# Intenso Tab 814  Windows installieren



## Cilitbeng (6. November 2013)

Hallo zusammen, 

ist es möglich bei den oben genante Tab. von Intenso  Windows 7 oder 8 zu installieren? Und macht das überhaupt Sinn? 

Auf dem Tab. ist Android 4.1.1 drauf. Es hat einen dual core 1,5ghz, 1 GB RAM, und 8GB HDD (plus 32GB microSD)

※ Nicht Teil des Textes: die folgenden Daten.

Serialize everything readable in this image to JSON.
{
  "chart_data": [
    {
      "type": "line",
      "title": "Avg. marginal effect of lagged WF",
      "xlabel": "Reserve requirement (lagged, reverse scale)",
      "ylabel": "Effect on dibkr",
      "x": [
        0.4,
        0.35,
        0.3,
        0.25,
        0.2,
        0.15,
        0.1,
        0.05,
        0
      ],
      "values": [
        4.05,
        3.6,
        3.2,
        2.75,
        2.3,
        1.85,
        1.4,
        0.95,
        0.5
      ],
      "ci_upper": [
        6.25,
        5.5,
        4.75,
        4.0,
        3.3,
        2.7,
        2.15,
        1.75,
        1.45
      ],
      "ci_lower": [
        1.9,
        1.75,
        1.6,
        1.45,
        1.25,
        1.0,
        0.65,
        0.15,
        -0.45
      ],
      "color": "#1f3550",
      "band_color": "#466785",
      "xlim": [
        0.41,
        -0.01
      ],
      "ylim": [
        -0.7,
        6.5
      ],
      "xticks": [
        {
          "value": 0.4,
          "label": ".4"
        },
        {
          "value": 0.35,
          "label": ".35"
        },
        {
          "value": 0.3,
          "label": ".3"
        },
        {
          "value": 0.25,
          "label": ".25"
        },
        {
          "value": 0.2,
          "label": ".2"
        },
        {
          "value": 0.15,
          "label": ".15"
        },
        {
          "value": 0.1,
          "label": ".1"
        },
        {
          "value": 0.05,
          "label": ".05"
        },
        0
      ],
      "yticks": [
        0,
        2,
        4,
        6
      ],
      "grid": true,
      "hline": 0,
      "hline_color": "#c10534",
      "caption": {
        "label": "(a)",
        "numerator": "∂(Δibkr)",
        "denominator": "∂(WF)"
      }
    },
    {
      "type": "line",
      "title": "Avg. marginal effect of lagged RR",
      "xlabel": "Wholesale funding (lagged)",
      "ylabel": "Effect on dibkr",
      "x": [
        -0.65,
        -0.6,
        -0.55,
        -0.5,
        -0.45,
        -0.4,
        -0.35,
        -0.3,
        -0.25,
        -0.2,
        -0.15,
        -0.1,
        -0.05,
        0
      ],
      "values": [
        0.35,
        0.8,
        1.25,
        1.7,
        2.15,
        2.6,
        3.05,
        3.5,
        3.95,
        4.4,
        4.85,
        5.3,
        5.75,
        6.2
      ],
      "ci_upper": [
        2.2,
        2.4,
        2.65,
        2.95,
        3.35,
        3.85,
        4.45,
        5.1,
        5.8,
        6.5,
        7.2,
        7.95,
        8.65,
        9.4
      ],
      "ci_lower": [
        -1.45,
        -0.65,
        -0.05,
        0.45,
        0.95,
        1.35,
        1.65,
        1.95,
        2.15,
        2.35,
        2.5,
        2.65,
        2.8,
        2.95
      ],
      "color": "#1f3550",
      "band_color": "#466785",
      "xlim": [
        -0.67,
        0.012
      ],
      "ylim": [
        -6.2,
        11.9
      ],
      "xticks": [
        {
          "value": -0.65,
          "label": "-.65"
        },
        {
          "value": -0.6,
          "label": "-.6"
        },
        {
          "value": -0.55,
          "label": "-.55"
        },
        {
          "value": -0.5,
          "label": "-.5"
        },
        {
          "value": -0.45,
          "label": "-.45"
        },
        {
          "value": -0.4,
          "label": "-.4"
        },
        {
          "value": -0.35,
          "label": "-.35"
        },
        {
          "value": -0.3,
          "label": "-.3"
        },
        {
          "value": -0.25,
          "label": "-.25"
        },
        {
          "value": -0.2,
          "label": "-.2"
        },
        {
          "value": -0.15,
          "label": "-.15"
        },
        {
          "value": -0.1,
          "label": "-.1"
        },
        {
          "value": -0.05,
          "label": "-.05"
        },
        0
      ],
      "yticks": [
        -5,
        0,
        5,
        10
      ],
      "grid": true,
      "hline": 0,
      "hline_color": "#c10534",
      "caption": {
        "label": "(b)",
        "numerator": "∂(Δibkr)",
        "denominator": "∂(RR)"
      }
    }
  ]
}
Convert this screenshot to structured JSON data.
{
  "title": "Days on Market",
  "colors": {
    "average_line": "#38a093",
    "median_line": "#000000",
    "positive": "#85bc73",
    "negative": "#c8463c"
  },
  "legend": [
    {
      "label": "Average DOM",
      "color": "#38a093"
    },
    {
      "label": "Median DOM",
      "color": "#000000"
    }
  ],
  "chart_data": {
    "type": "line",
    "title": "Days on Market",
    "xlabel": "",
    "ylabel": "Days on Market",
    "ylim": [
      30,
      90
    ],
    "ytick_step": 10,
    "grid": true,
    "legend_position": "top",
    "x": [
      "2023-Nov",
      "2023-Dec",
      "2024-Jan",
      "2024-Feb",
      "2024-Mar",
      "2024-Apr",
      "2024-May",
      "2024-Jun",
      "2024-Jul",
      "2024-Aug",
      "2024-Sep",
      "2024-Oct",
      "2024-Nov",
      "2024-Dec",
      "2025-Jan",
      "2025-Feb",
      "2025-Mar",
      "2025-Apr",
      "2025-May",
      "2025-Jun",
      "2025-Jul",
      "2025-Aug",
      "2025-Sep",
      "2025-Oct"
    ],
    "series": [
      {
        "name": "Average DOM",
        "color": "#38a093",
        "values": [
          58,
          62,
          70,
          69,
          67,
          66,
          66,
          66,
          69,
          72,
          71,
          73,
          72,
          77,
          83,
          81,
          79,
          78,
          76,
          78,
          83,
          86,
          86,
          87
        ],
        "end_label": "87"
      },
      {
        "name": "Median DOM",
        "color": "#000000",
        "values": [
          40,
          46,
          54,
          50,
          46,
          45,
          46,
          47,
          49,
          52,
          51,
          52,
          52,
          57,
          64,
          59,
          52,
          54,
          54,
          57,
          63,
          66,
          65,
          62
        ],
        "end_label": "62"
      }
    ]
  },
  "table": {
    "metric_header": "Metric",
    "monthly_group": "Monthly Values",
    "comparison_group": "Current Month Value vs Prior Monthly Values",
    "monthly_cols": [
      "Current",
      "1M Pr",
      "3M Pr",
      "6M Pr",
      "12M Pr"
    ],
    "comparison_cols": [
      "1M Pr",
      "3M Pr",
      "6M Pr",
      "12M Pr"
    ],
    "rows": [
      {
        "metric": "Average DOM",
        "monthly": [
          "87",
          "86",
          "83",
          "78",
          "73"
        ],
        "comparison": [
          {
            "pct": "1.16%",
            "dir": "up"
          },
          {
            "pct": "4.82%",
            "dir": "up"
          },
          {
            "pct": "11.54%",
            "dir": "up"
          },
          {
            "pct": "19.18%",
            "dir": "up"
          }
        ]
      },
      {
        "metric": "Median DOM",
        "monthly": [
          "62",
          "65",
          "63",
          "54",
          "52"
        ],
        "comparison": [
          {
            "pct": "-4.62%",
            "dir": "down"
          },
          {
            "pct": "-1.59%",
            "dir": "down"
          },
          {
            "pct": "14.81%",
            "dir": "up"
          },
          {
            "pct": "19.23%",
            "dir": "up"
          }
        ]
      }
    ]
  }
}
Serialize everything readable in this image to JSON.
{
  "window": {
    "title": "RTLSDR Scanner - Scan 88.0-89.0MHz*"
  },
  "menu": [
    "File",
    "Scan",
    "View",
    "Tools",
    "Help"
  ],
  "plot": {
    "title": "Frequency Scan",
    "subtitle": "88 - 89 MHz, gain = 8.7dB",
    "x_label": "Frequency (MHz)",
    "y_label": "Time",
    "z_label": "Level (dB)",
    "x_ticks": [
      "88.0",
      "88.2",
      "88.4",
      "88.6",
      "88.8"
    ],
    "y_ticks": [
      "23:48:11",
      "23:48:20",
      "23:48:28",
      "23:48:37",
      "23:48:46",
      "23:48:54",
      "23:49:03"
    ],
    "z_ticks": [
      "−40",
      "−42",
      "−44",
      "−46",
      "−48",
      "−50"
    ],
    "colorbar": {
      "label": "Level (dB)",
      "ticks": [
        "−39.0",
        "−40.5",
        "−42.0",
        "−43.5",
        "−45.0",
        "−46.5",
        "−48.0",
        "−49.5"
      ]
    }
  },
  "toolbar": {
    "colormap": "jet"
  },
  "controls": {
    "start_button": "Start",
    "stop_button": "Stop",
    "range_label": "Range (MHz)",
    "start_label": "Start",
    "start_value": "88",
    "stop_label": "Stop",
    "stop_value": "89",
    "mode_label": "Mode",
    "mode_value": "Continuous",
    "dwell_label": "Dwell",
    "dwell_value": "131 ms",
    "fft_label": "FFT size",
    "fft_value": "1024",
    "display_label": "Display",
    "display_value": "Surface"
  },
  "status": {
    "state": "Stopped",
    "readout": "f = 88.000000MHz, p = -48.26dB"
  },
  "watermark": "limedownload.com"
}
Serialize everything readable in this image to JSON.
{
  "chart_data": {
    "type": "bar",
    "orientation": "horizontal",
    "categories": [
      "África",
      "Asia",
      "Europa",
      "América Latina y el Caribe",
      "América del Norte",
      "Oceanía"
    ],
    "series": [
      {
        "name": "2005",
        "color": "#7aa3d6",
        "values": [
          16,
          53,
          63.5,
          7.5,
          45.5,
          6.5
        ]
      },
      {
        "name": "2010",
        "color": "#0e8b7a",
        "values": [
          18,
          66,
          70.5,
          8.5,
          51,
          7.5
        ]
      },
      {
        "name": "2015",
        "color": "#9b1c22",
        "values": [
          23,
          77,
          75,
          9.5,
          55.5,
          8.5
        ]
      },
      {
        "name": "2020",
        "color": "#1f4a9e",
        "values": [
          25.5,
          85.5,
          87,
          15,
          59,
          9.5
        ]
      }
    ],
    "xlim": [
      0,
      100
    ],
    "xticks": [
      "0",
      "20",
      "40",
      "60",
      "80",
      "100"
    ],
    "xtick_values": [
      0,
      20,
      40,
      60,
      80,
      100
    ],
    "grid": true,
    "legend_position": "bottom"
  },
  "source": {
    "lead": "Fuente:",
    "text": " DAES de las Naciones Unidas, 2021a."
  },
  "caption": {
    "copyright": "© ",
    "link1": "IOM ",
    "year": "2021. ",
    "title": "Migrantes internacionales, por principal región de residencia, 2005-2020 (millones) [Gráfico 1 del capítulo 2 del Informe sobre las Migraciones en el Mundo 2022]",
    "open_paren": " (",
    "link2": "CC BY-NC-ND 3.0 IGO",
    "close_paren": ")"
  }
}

Habe das Thema bei Google gesucht und nix gefunden. 

Vielen Dank im Voraus!


----------



## Leandros (6. November 2013)

Nein, ist nicht möglich, weil ARM.


----------



## Cilitbeng (6. November 2013)

Leandros schrieb:


> Nein, ist nicht möglich, weil ARM.


 
Danke für die schnelle Antwort! 

Unterstüzt Windows die ARM CPU nicht?


----------



## Leandros (6. November 2013)

Richtig, Windows ist einzig und allein für x86 / x64 Architektur. Windows RT ist zwar für ARM, allerdings ist die einzige unterstützte CPU ein nVidia Tegra 3.


----------



## wishi (6. November 2013)

Doch aber auch nur die Windows 8 RT Version die aber auch nur auf den Geräten funktioniert die mit verkauft sind, da Treiber Hardware e.c.t. für vorhanden sein müssen und mit Microsofts vorgaben überein stimmen.


----------



## Leandros (6. November 2013)

Jain. Windows RT wurde auch schon auf dem originalen Nexus 7 (2012) zum laufen gebracht.


----------



## Scroll (6. November 2013)

Und wenn man sich jetzt z.B. glaube ein asus memo pad 10 fhd (glaube der hat in der wifi ausstattung den intel atom drin) kauft, kann man dort dann win8 draufmachen? Oder ist der intel ebenfalls arm und nicht x86?


----------



## Leandros (6. November 2013)

Geht mit einem Memo Pad auch nicht, weil auch ARM.


----------



## Scroll (6. November 2013)

Also geht das doch nicht mit allen x86 prozessoren? Das memo pad fhd10 hat 2 verschiedene prozessoren drin, einmal in der lte einen qualcomm s4 pro und in der wifi only ausstattung intel atom z2560 welcher ja x86 ist


----------



## Leandros (6. November 2013)

Jain, von den Prozessor Spezifikationen müsste es gehen, allerdings fehlen dir Treiber und ein BIOS.


----------